Generally if a bequest is given to a specific entity and the legatee declines to accept the bequest or cannot take or is not capable of taking and holding it the bequest fails. See First National Bank v. Elliott, 406 Ill. 44, which distinguishes Volunteers of America v. Peirce, 267 Ill. 406; Chicago Daily News Fresh Air Fund v. Kerner, 305 Ill. App. 237, and Quimby v. Quimby, 175 Ill. App. 367.

If, however, there is a mistake in the name or description of the legatee, whether an individual or a corporation, or if a latent ambiguity exists as to the identity of the legatee, extrinsic evidence is admissible for the purpose of determining the identity of the intended recipient. Woman's Union Missionary Society of America v. Mead, 131 Ill. 338; Hitchcock v. Board of Home Missions, 259 Ill. 288; Daniels v. Brooks, 377 Ill. 44; 4 Page, Wills sec. 34.39 (Bowe-Parker rev. ed. 1961); Thompson, Construction and Interpretation of Wills sec. 141 (1928).

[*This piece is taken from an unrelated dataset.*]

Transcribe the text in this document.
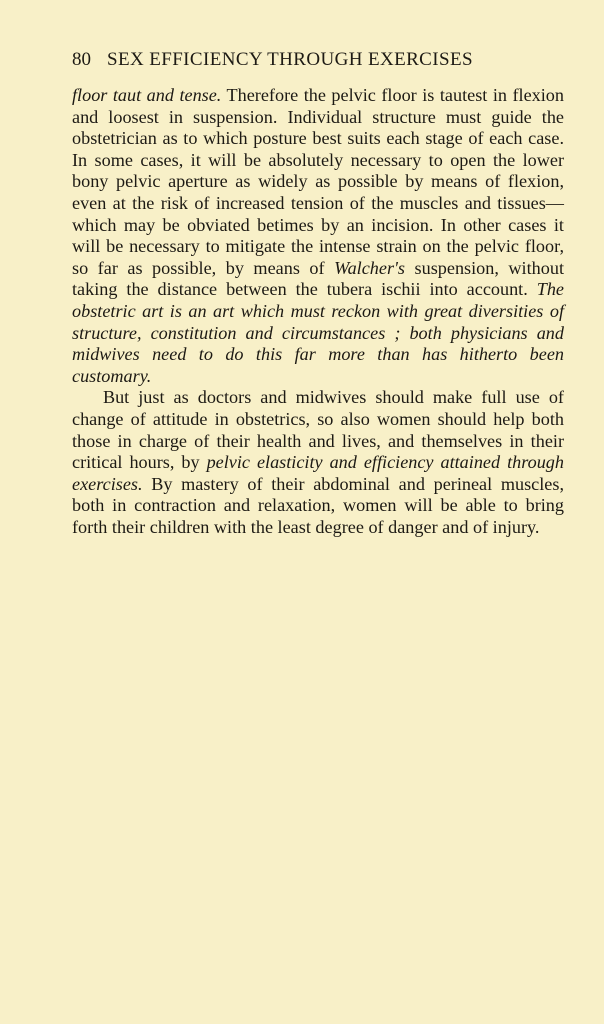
80 SEX EFFICIENCY THROUGH EXERCISES

floor taut and tense. Therefore the pelvic floor is tautest in flexion and loosest in suspension. Individual structure must guide the obstetrician as to which posture best suits each stage of each case. In some cases, it will be absolutely necessary to open the lower bony pelvic aperture as widely as possible by means of flexion, even at the risk of increased tension of the muscles and tissues—which may be obviated betimes by an incision. In other cases it will be necessary to mitigate the intense strain on the pelvic floor, so far as possible, by means of Walcher's suspension, without taking the distance between the tubera ischii into account. The obstetric art is an art which must reckon with great diversities of structure, constitution and circumstances ; both physicians and midwives need to do this far more than has hitherto been customary.

But just as doctors and midwives should make full use of change of attitude in obstetrics, so also women should help both those in charge of their health and lives, and themselves in their critical hours, by pelvic elasticity and efficiency attained through exercises. By mastery of their abdominal and perineal muscles, both in contraction and relaxation, women will be able to bring forth their children with the least degree of danger and of injury.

The appellate court found that there was insufficient evidence presented to the trial court to show that the testator intended that the bequest should be given to the American Cancer Society. We agree that the evidence is deficient in this regard. Under the facts of this case, however, this should not invalidate the bequest or cause it to fail.

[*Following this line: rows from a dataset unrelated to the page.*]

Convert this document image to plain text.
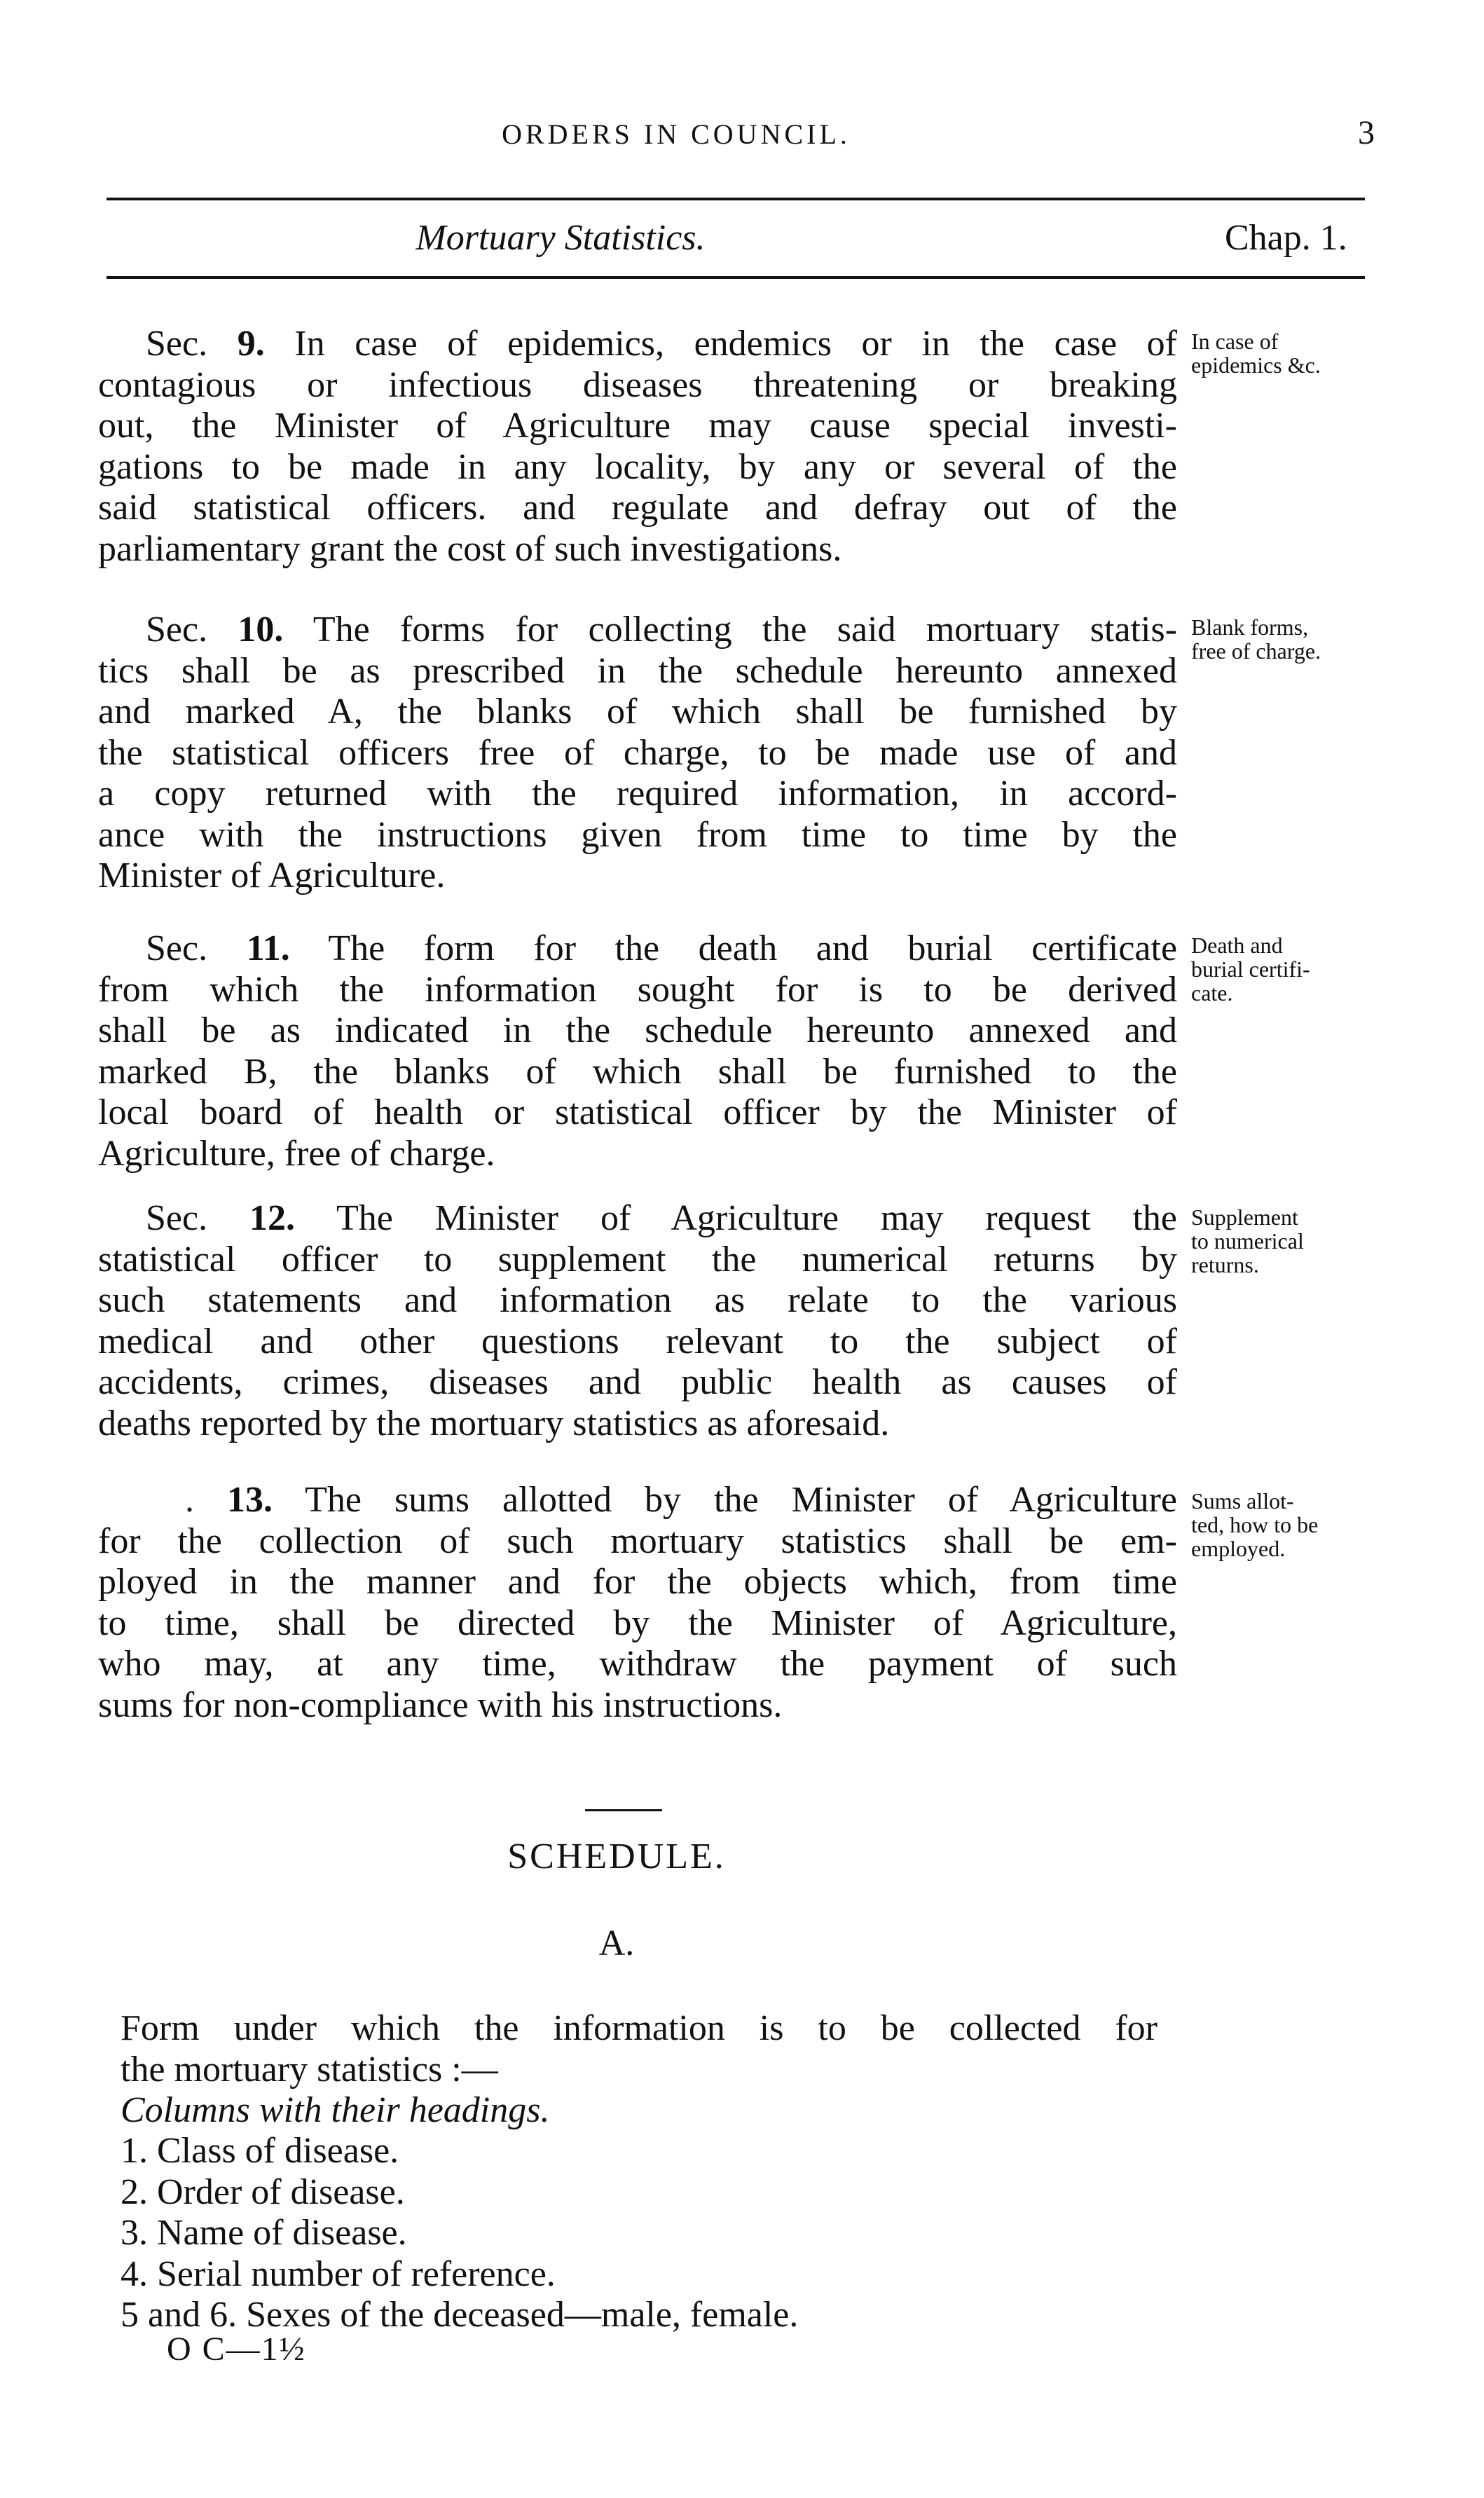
ORDERS IN COUNCIL.	3
Mortuary Statistics.	Chap. 1.
Sec. 9. In case of epidemics, endemics or in the case of
contagious or infectious diseases threatening or breaking
out, the Minister of Agriculture may cause special investi-
gations to be made in any locality, by any or several of the
said statistical officers. and regulate and defray out of the
parliamentary grant the cost of such investigations.
In case of
epidemics &c.
Sec. 10. The forms for collecting the said mortuary statis-
tics shall be as prescribed in the schedule hereunto annexed
and marked A, the blanks of which shall be furnished by
the statistical officers free of charge, to be made use of and
a copy returned with the required information, in accord-
ance with the instructions given from time to time by the
Minister of Agriculture.
Blank forms,
free of charge.
Sec. 11. The form for the death and burial certificate
from which the information sought for is to be derived
shall be as indicated in the schedule hereunto annexed and
marked B, the blanks of which shall be furnished to the
local board of health or statistical officer by the Minister of
Agriculture, free of charge.
Death and
burial certifi-
cate.
Sec. 12. The Minister of Agriculture may request the
statistical officer to supplement the numerical returns by
such statements and information as relate to the various
medical and other questions relevant to the subject of
accidents, crimes, diseases and public health as causes of
deaths reported by the mortuary statistics as aforesaid.
Supplement
to numerical
returns.
. 13. The sums allotted by the Minister of Agriculture
for the collection of such mortuary statistics shall be em-
ployed in the manner and for the objects which, from time
to time, shall be directed by the Minister of Agriculture,
who may, at any time, withdraw the payment of such
sums for non-compliance with his instructions.
Sums allot-
ted, how to be
employed.
SCHEDULE.
A.
Form under which the information is to be collected for
the mortuary statistics :—
Columns with their headings.
1. Class of disease.
2. Order of disease.
3. Name of disease.
4. Serial number of reference.
5 and 6. Sexes of the deceased—male, female.
O C—1½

There can be no doubt that the testator intended to make a bequest to benefit an organization involved in cancer research. The parties stipulated, however, that no organization named "Cancer Research Fund" ever existed. This does not mean that the gift must fail.

It is generally held that if a bequest to a particular charitable entity cannot be carried out and does not manifest a general charitable intent, the doctrine of cy pres is not applied. (Bogert, Trusts and Trustees sec. 436 (2d ed. 1964).) In our case, however, although the bequest to the Cancer Research Fund cannot be carried out, we find in the will evidence that the testator did not intend that the bequest should completely fail under such circumstances. The will contains no provision for the disposition of the remainder of the estate in the event of the failure of the charitable bequest. If the bequest should fail, the property would pass to the heirs as intestate property. Such a disposition would be contrary to the clearly expressed intent of the testator to disinherit her heirs at law. The absence of a gift over or a reversion in case of the failure of a charitable purpose constitutes evidence of a general charitable intent. See Fisch, The Cy Pres Doctrine in the United States 152 (1950); Bogert, Trusts and Trustees sec. 437 (2d ed. 1964); Comment, A Revaluation of Cy Pres, 49 Yale L.J. 303 (1939).

Under the circumstances of this case it is appropriate to apply the cy pres doctrine to carry out the charitable purpose expressed in the will. Bogert in his treatise states that by the application of cy pres "[i]f the failed gift was to or for a charitable institution which never existed, or has ceased to exist, or is too vaguely described to be identified, * * * the court will usually either deliver the corpus to another like institution in the same region, to hold outright or in trust, whether a successor, affiliate, parent, or unrelated institution." Bogert, Trusts and Trustees sec. 442 (2d ed. 1964).

It is not necessary that we remand this case to the circuit court of Peoria County for the purpose of ascertaining the manner in which the cy pres doctrine should be applied. The record before this court contains sufficient facts for such a determination to be made here.

As indicated above there can be no doubt that the testator intended to make a bequest to benefit an organization engaged in cancer research. The affidavit filed on behalf of the American Cancer Society's claim to the bequest states that the American Cancer Society, which maintains an office in Peoria, Illinois, is a widely known national organization engaged in raising and distributing funds for cancer research programs. The general charitable purpose expressed in the will of benefiting cancer research will properly be carried out by directing, as the trial court did, that the bequest be given to the American Cancer Society, Inc.

For these reasons the judgment of the appellate court is reversed and the judgment of the circuit court of Peoria County is affirmed.

Appellate court reversed; circuit court affirmed.